'Hail, Caesar!'
A broader style of comedy isn't exactly Joel and Ethan Coen's wheelhouse. The Big Lebowski is beyond beloved and Raising Arizona is a gem, but The Hudsucker Proxy is divisive and nobody really liked Intolerable Cruelty or The Ladykillers. Their strengths lie in mixing comedy and drama (A Serious Man) or dragging you into an unexpectedly dark hole (Burn After Reading).
So when you see the trailer for Hail, Caesar!, with Scarlett Johansson rising from the water in a mermaid costume and George Clooney mugging in a centurion outfit, you can't be blamed for cringing a little. It's laugh-inducing, I suppose, but not in the way you'd like to see the Coen brothers operate.
Unfortunately, you wouldn't rank the final product amongst their best work. But fortunately, there's a lot of funny here. It doesn't hold together as a 'movie,' more a series of vignettes stitched together, but everyone involved seems to understand exactly what they're there for. In a sendup of old-timey Hollywood, that's as important as it gets.

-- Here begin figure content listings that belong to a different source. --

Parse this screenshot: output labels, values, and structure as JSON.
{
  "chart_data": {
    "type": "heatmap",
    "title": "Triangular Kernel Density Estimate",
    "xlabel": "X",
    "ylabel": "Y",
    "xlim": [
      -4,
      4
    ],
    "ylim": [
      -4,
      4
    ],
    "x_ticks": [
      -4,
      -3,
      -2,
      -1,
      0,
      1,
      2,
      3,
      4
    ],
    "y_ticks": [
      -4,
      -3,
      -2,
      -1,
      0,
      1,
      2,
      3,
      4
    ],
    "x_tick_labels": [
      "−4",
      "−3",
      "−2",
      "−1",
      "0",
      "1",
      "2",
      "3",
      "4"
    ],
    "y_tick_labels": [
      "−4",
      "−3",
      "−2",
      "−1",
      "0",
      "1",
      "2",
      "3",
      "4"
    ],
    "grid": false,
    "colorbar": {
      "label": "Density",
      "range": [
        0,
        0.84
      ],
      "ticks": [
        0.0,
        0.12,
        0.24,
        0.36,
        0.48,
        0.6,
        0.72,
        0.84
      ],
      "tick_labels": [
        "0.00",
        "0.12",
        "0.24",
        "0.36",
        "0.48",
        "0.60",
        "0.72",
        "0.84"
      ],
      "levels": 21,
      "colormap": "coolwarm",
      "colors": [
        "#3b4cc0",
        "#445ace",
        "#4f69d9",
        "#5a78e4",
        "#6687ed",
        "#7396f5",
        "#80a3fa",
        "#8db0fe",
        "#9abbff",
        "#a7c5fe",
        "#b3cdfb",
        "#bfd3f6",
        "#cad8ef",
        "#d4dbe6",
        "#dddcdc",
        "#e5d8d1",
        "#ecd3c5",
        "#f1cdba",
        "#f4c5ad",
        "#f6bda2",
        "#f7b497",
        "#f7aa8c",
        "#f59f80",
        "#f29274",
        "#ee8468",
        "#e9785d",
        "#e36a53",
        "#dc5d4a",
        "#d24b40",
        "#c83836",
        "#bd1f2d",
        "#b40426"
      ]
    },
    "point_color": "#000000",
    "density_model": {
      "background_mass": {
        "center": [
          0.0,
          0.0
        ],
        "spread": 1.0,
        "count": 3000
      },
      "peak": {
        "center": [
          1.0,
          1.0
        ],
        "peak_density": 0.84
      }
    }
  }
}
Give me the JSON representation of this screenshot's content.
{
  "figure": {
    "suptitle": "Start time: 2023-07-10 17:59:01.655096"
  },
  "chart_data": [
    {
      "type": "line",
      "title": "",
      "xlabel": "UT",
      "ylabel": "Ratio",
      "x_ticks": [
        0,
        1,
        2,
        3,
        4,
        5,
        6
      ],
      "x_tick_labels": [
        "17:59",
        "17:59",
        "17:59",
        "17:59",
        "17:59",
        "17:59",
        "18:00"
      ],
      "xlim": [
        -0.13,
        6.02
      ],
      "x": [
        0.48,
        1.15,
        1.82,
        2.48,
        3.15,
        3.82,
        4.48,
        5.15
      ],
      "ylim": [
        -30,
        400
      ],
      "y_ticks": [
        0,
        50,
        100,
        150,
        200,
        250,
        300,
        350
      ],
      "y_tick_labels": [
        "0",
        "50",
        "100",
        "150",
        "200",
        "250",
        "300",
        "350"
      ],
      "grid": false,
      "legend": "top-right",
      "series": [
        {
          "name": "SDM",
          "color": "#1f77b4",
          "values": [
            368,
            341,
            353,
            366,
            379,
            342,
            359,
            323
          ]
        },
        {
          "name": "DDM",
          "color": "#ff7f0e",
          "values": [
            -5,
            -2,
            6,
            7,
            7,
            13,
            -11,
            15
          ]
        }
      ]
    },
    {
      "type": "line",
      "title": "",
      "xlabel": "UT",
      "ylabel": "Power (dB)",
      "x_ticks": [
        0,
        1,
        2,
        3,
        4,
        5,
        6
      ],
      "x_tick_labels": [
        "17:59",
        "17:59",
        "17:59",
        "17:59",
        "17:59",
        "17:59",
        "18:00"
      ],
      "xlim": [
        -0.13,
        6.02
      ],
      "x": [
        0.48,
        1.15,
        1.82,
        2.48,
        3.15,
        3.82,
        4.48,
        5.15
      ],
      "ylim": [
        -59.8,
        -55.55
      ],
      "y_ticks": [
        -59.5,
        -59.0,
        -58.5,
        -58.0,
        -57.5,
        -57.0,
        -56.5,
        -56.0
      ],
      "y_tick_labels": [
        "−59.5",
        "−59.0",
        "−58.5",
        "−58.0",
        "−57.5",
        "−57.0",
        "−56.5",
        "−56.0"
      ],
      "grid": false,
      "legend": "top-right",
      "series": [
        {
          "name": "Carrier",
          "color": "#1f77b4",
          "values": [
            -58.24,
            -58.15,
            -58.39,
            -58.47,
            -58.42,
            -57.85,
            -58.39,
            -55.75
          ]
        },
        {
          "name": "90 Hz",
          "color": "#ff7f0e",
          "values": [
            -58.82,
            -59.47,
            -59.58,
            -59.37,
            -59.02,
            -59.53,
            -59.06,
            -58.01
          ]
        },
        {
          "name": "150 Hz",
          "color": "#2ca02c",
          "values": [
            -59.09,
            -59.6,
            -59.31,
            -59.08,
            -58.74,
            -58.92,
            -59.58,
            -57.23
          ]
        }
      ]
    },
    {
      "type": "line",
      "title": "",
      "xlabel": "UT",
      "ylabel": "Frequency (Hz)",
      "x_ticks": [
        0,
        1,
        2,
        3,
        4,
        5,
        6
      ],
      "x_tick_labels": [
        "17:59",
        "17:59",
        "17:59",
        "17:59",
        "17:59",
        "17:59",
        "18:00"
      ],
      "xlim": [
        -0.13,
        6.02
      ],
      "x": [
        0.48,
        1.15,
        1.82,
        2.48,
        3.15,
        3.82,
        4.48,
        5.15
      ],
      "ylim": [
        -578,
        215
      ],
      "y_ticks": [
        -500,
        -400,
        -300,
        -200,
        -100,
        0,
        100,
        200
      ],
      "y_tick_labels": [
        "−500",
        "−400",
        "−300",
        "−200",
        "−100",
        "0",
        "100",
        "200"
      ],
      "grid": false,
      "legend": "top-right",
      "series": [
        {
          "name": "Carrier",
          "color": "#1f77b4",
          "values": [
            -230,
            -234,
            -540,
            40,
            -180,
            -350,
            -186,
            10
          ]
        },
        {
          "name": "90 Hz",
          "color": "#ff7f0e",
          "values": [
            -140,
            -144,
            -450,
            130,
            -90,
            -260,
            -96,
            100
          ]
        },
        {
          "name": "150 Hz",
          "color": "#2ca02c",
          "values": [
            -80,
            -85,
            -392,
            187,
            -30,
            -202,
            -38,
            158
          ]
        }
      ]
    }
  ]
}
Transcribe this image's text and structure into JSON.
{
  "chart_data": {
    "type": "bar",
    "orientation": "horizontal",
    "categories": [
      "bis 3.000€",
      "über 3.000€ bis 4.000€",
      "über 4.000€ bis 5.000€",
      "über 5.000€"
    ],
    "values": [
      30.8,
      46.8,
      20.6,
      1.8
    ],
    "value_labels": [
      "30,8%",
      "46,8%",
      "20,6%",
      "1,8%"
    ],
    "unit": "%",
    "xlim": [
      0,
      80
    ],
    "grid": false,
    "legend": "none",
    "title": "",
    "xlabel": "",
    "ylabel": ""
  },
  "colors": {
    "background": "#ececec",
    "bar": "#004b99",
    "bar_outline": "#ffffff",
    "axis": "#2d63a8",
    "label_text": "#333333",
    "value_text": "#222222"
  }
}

Josh Brolin stars as Eddie Mannix, a studio fixer who bounces from set to set ensuring that his actors and actresses are in line and their scandals are kept quiet. His biggest problems include Clooney as clueless star (and Communist hostage) Baird Whitlock, Johansson as the pregnant-and-unwed DeeAnna Moran, and Alden Ehrenreich as on-the-rise singing cowboy Hobie Doyle. Ehrenreich, in particular, steals the show; he's a whiz with a lasso and embodies the Western stereotype with a welcome emphasis on charm over bumbling.
The Coens spend a lot of time and energy recreating the look and feel of 1950s Hollywood films (complete with an alternatingly peppy, mysterious, and booming score from Carter Burwell), but the results are hit-or-miss. A mermaid movie starring Moran gets what feels like 10 minutes of synchronized swimming as an introduction; it pops off the screen (another home run from longtime Coen cinematographer Roger Deakins) but fizzles as it drags on, and on, and on. The joke is its lengthy runtime, sure, but there’s a limit to how much we can chuckle along.
Contrast that with Channing Tatum’s introduction, however; he plays song-and-dance-man Burt Gurney and tap dances with his Navy buddies through a bar to the insanely catchy “No Dames.” It’s an early frontrunner for “best scene of 2016,” if not “best scene ever,” and it’s worth every second of the intense effort they must have expended to make it happen.
This is also maybe the best collection of supporting actors and unexpected faces the Coens have ever assembled, which is saying something. First off, there’s a Highlander reunion (although never in the same scene) for Christopher Lambert and Clancy Brown. Wayne Knight gets an extended pop-in as a devious extra (“Recline with the lyre”) and Fred Melamed returns from killing it in A Serious Man to portray a beefy Communist. You’ve got Alex Karpovsky from Girls, Jon Daly from Kroll Show, and a very brief appearance from the great Dolph Lundgren. For all its other flaws, the casting is flawless.
Story-wise, there’s not much of a wrap-up; Mannix resolves his internal conflict, Moran’s prenatal issues are handled off-screen, and Doyle more or less disappears when his work is complete. But the final scene, where Whitlock brings the crew to tears with a heartfelt performance before inadvertently betraying the hollowness of it all, perfectly encapsulates what the Coens are going for. It’s a bit on the nose, sure, but so was Hollywood in the 1950s. There wasn’t a lot of interest in nuance, and when Hail, Caesar! works it hits that nail on the head with a vengeance.